Hospital Facilities Hospitals other than leperhouses were usually located at a town, preferably on a site outside the walls to counter the spread of disease (e.g., S. Spirito, Florence), and if possible on a river bank (e.g., St. Francis, Prague). The early form was that of a church, with the aisled hall opening at the east end into a chapel. Later there was developed a plan resembling that of a monastery or college. King henry ii of England built the hospital of Saint-Jean at Angers with three wings, and in many hospitals the hall ranged around three or four sides of a quadrangle. It must be emphasized, however, that most medieval hospitals had fewer than 30 beds, although every country had its great infirmaries. Margaret of Burgundy built one at Tonnerre with a hall 260 feet long, 60 feet wide; the main ward of S. Spirito, Rome, was 409 feet long, 40 feet wide, and that of the Holy Ghost, Lübeck, 300 feet long with 140 beds in four rows of cubicles. The lavishly staffed St. Leonard's, York, could accommodate 224 sick and poor. At Milan between 1445 and 1500 the Visconti and the sforza built the finest hospital of the Middle Ages. Toward the end of the period the great new foundations, such as Santa Cruz, Toledo (150414), were often given a cruciform plan, with four wards meeting at a central altar. An alternative, late-medieval design was the row of almshouses, each with its own fireplace and offices. The hospital hall or ward had a tiled floor and large windows, the lower parts of which could be opened, and it was sometimes divided into private cubicles, each patient being expected, if well enough, to join in evening prayers at his cubicle door.

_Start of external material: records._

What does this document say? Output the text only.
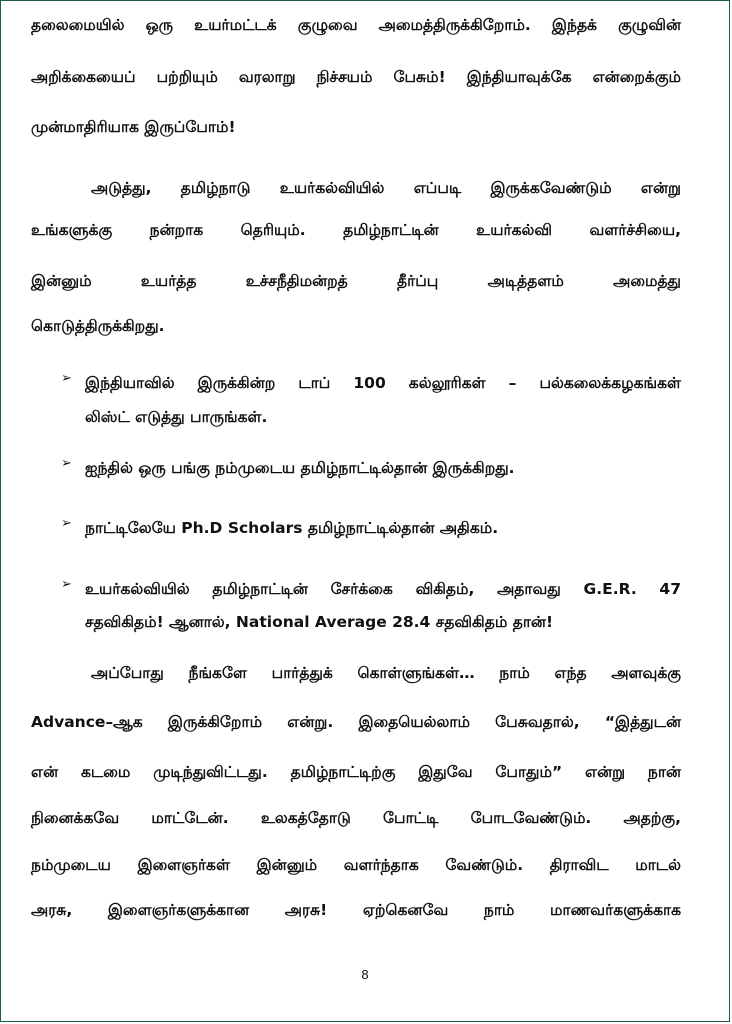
தலைமையில் ஒரு உயர்மட்டக் குழுவை அமைத்திருக்கிறோம். இந்தக் குழுவின்
அறிக்கையைப் பற்றியும் வரலாறு நிச்சயம் பேசும்! இந்தியாவுக்கே என்றைக்கும்
முன்மாதிரியாக இருப்போம்!
அடுத்து, தமிழ்நாடு உயர்கல்வியில் எப்படி இருக்கவேண்டும் என்று
உங்களுக்கு நன்றாக தெரியும். தமிழ்நாட்டின் உயர்கல்வி வளர்ச்சியை,
இன்னும் உயர்த்த உச்சநீதிமன்றத் தீர்ப்பு அடித்தளம் அமைத்து
கொடுத்திருக்கிறது.
➢ இந்தியாவில் இருக்கின்ற டாப் 100 கல்லூரிகள் – பல்கலைக்கழகங்கள்
லிஸ்ட் எடுத்து பாருங்கள்.
➢ ஐந்தில் ஒரு பங்கு நம்முடைய தமிழ்நாட்டில்தான் இருக்கிறது.
➢ நாட்டிலேயே Ph.D Scholars தமிழ்நாட்டில்தான் அதிகம்.
➢ உயர்கல்வியில் தமிழ்நாட்டின் சேர்க்கை விகிதம், அதாவது G.E.R. 47
சதவிகிதம்! ஆனால், National Average 28.4 சதவிகிதம் தான்!
அப்போது நீங்களே பார்த்துக் கொள்ளுங்கள்… நாம் எந்த அளவுக்கு
Advance–ஆக இருக்கிறோம் என்று. இதையெல்லாம் பேசுவதால், “இத்துடன்
என் கடமை முடிந்துவிட்டது. தமிழ்நாட்டிற்கு இதுவே போதும்” என்று நான்
நினைக்கவே மாட்டேன். உலகத்தோடு போட்டி போடவேண்டும். அதற்கு,
நம்முடைய இளைஞர்கள் இன்னும் வளர்ந்தாக வேண்டும். திராவிட மாடல்
அரசு, இளைஞர்களுக்கான அரசு! ஏற்கெனவே நாம் மாணவர்களுக்காக
8
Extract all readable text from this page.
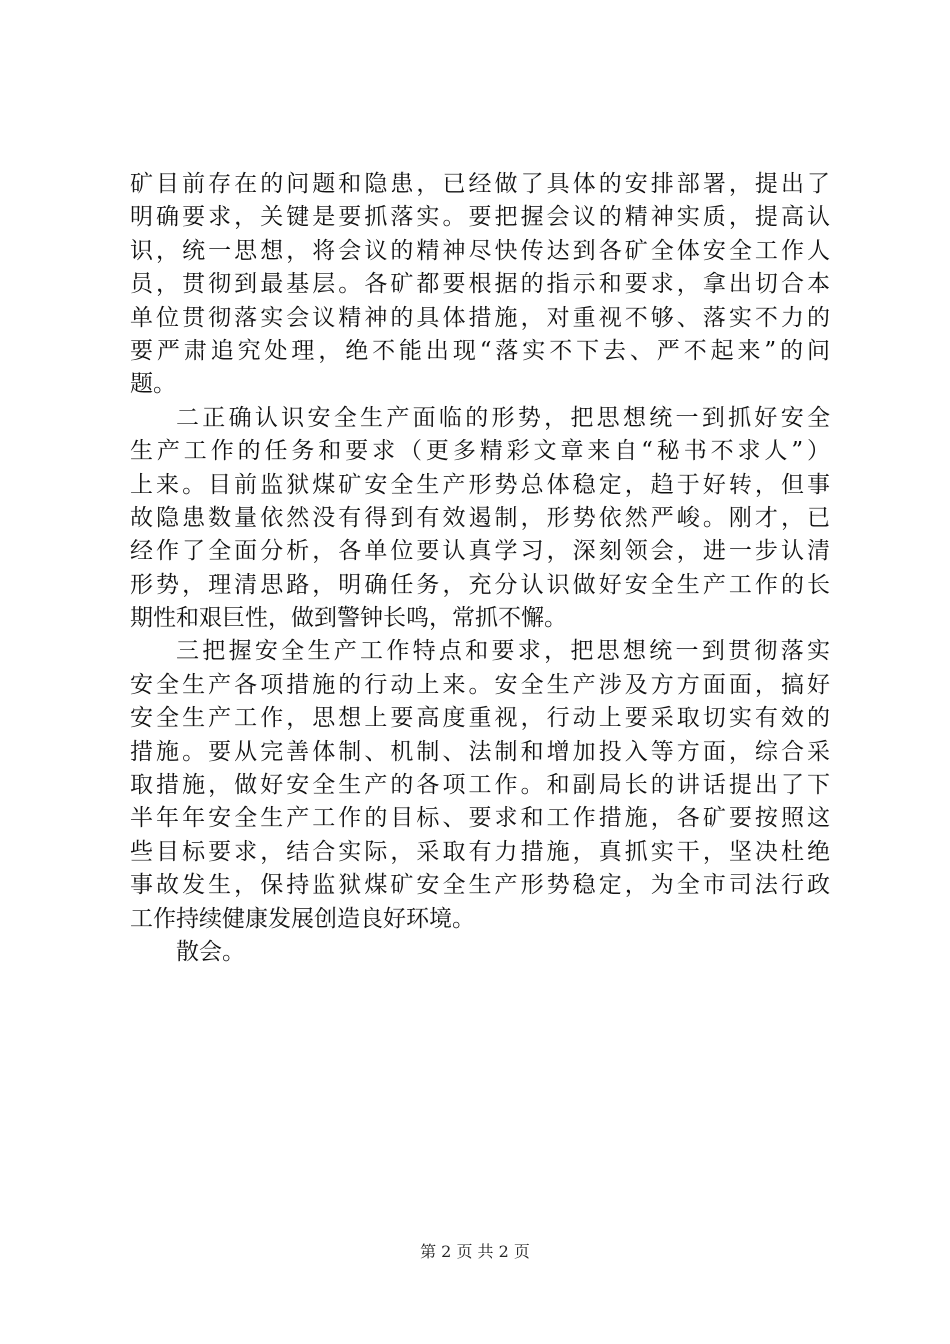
矿目前存在的问题和隐患，已经做了具体的安排部署，提出了
明确要求，关键是要抓落实。要把握会议的精神实质，提高认
识，统一思想，将会议的精神尽快传达到各矿全体安全工作人
员，贯彻到最基层。各矿都要根据的指示和要求，拿出切合本
单位贯彻落实会议精神的具体措施，对重视不够、落实不力的
要严肃追究处理，绝不能出现“落实不下去、严不起来”的问
题。
二正确认识安全生产面临的形势，把思想统一到抓好安全
生产工作的任务和要求（更多精彩文章来自“秘书不求人”）
上来。目前监狱煤矿安全生产形势总体稳定，趋于好转，但事
故隐患数量依然没有得到有效遏制，形势依然严峻。刚才，已
经作了全面分析，各单位要认真学习，深刻领会，进一步认清
形势，理清思路，明确任务，充分认识做好安全生产工作的长
期性和艰巨性，做到警钟长鸣，常抓不懈。
三把握安全生产工作特点和要求，把思想统一到贯彻落实
安全生产各项措施的行动上来。安全生产涉及方方面面，搞好
安全生产工作，思想上要高度重视，行动上要采取切实有效的
措施。要从完善体制、机制、法制和增加投入等方面，综合采
取措施，做好安全生产的各项工作。和副局长的讲话提出了下
半年年安全生产工作的目标、要求和工作措施，各矿要按照这
些目标要求，结合实际，采取有力措施，真抓实干，坚决杜绝
事故发生，保持监狱煤矿安全生产形势稳定，为全市司法行政
工作持续健康发展创造良好环境。
散会。
第 2 页 共 2 页
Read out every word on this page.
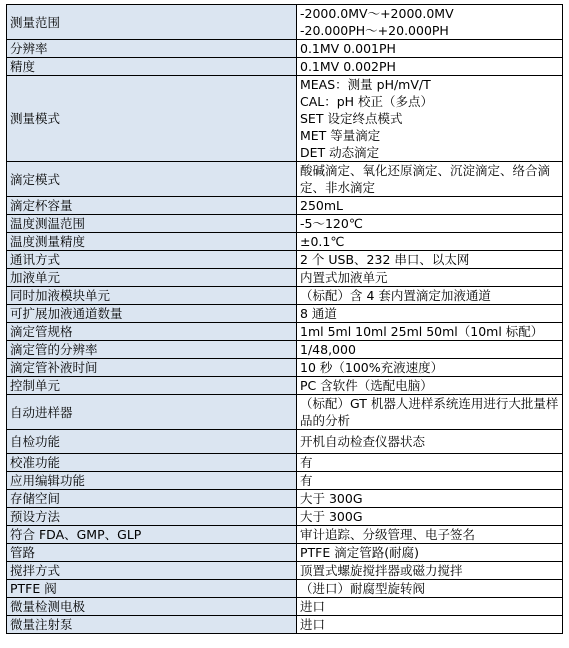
测量范围	-2000.0MV～+2000.0MV
-20.000PH～+20.000PH
分辨率	0.1MV 0.001PH
精度	0.1MV 0.002PH
测量模式	MEAS：测量 pH/mV/T
CAL：pH 校正（多点）
SET 设定终点模式
MET 等量滴定
DET 动态滴定
滴定模式	酸碱滴定、氧化还原滴定、沉淀滴定、络合滴定、非水滴定
滴定杯容量	250mL
温度测温范围	-5～120℃
温度测量精度	±0.1℃
通讯方式	2 个 USB、232 串口、以太网
加液单元	内置式加液单元
同时加液模块单元	（标配）含 4 套内置滴定加液通道
可扩展加液通道数量	8 通道
滴定管规格	1ml 5ml 10ml 25ml 50ml（10ml 标配）
滴定管的分辨率	1/48,000
滴定管补液时间	10 秒（100%充液速度）
控制单元	PC 含软件（选配电脑）
自动进样器	（标配）GT 机器人进样系统连用进行大批量样品的分析
自检功能	开机自动检查仪器状态
校准功能	有
应用编辑功能	有
存储空间	大于 300G
预设方法	大于 300G
符合 FDA、GMP、GLP	审计追踪、分级管理、电子签名
管路	PTFE 滴定管路(耐腐)
搅拌方式	顶置式螺旋搅拌器或磁力搅拌
PTFE 阀	（进口）耐腐型旋转阀
微量检测电极	进口
微量注射泵	进口
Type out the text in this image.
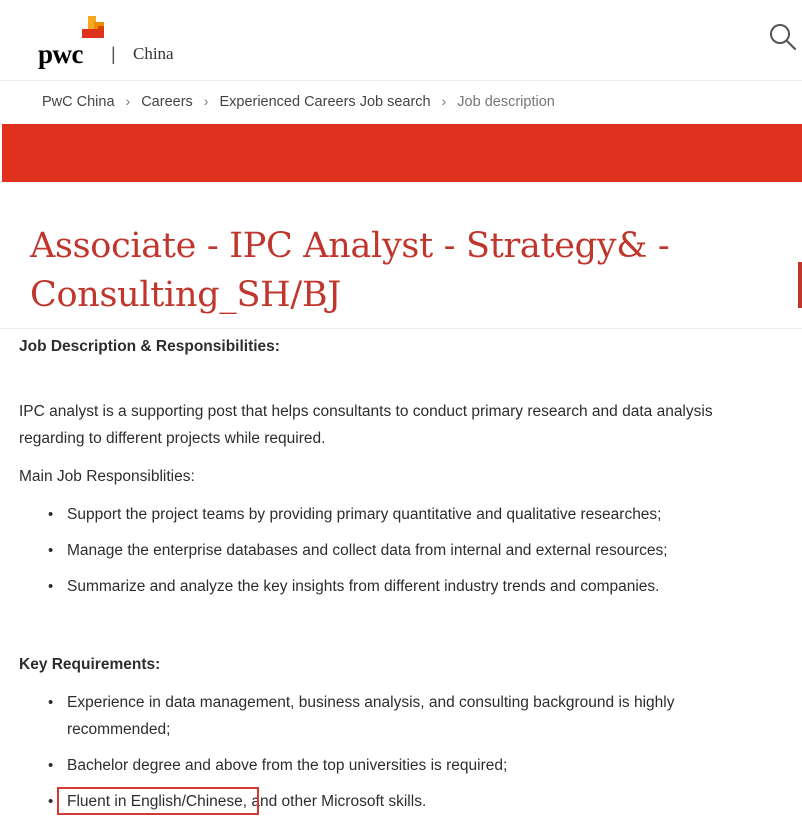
pwc | China
PwC China › Careers › Experienced Careers Job search › Job description
Associate - IPC Analyst - Strategy& - Consulting_SH/BJ
Job Description & Responsibilities:
IPC analyst is a supporting post that helps consultants to conduct primary research and data analysis regarding to different projects while required.
Main Job Responsiblities:
• Support the project teams by providing primary quantitative and qualitative researches;
• Manage the enterprise databases and collect data from internal and external resources;
• Summarize and analyze the key insights from different industry trends and companies.
Key Requirements:
• Experience in data management, business analysis, and consulting background is highly recommended;
• Bachelor degree and above from the top universities is required;
• Fluent in English/Chinese, and other Microsoft skills.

Medical Knowledge of the Hospitallers. By 1200 the medieval hospitaller worked under physicians trained at Salerno, Montpellier, and other universities (compared with which the monastic orders contributed little to the progress of medical science). These men, though their pathology was still that of the four humors and their knowledge of drugs empirical, could refer to the consilia of such writers as Taddeo Alderotti (d. 1295) with their careful and perceptive descriptions of symptoms and treatments. There was, for example, a rich variety of mercurial recipes for the nurse to apply against a large group of chronic skin infections, some probably syphilitic. Guglielmo di Saliceto (d. 1276) had challenged the Arab view that pus-formation was good for wounds and had recommended dressings to heal "by first intention," though his new principle was to be painfully slow in acceptance; he had also pointed to the connection between dropsy and nephritis, prescribing draughts of oxymel and barley water. The nurse needed an understanding of the use of traction in the treatment of fractures; of uroscopy; of the use of the instep of the naked foot as a clinical thermometer; and of the anesthetic sponge, impregnated with opium and mandragora, and soused in hot water, to produce fumes for the patient to inhale. The miniatures that illuminate some of the Salernitan codices show the wide range and enterprising techniques of medieval surgery. The hospitaller attended on operations for piles, fistula, stricture, nasal polyps, rupture, and cataract, as well as on venesection, cupping, and trephining. Thousands of foundation charters, statutes, and ordinances testify to the well-regulated character of medieval nursing: the prohibition on leaving the sick unattended, the confinement of the very sick to private wards (some Italian hospitals having separate wards pazzerie for the delirious), and the emphasis on the care of women in childbirth and for 3 weeks thereafter as a major duty. Above all, in hospitals following a rule, the canonical hours had to be strictly observed, and even patients were often enjoined, under vows, to perform their religious exercises.